Effect of high magnetic field on solidification microstructure evolution of a Cu-Fe immiscible alloy

Abstract

The liquid phase separation behavior and the evolution of the solidification microstructure of a binary Cu50Fe50 alloy were investigated under the conditions of without and with a 10 T magnetic field, with different undercooling during the solidification process. Results show that the combined effect of Stokes motion and Marangoni convection leads to the formation of the core-shell structure under the condition without the magnetic field. In addition, specific gravity segregation is reinforced by increasing the undercooling, resulting in Fe-rich phase drifts towards the sample edge. In the 10 T magnetic field, the Fe-rich phase is elongated in the parallel direction of the magnetic field under the action of demagnetization energy due to the difference of static magnetic energy and surface energy. In the vertical direction, through the action of Lorentz force, the convection in the melt is inhibited and Fe-rich phase becomes more dispersed.

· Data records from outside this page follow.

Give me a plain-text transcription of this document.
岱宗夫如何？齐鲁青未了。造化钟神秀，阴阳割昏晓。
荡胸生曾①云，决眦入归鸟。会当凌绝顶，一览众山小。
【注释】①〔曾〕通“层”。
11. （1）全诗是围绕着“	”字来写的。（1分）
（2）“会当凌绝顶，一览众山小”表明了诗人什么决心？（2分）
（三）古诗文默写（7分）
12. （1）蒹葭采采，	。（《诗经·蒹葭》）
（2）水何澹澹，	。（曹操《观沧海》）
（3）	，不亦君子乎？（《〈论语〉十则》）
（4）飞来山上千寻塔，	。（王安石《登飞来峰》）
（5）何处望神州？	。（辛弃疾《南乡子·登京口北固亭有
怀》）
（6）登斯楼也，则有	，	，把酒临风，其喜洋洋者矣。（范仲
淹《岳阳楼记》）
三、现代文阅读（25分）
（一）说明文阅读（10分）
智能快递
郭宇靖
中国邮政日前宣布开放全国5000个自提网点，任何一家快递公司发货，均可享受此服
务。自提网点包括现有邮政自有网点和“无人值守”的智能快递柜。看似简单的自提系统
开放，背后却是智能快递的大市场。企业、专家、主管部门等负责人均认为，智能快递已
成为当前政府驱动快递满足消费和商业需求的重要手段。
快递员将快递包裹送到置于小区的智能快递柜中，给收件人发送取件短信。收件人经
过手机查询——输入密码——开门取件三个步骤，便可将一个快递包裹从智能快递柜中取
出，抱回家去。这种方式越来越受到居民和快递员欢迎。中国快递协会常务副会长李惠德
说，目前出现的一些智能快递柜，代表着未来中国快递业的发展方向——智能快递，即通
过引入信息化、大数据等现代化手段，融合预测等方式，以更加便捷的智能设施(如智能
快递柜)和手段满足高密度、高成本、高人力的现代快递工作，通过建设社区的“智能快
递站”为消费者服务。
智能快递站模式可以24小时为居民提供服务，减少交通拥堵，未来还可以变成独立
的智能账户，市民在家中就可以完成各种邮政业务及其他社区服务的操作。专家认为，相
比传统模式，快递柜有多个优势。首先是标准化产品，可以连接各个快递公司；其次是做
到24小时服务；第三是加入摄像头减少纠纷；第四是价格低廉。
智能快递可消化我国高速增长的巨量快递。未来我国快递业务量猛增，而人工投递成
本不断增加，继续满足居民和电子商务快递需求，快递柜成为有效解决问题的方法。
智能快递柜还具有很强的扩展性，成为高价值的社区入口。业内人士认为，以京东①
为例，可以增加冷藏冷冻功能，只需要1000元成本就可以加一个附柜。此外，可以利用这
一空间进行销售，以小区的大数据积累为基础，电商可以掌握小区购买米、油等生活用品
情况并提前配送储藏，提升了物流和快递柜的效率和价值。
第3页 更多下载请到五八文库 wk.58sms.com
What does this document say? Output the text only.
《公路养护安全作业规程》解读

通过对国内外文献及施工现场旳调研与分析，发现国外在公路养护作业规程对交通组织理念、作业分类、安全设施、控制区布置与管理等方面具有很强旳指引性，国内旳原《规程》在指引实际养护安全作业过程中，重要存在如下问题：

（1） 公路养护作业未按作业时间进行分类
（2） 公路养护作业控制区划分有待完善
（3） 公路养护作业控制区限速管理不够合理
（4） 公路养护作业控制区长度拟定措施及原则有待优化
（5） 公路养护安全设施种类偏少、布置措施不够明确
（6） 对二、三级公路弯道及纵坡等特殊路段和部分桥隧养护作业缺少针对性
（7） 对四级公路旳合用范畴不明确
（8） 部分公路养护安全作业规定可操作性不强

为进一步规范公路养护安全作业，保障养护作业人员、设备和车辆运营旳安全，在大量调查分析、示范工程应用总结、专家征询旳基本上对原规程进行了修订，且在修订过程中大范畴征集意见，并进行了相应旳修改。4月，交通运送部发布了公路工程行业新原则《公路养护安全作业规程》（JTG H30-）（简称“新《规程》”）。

Meanwhile, the diffusion of the two phases and the coagulation of the Fe-rich phases are also restrained under the magnetic field, therefore, the phase volume fraction of the Fe-rich phase decreases at the same undercooling in the 10 T magnetic field. The magnetic field inhibits the segregation behavior in the vertical direction of the magnetic field, and at the same time, improves the gravitational segregation to a certain extent, which has a very important impact on microstructure regulation.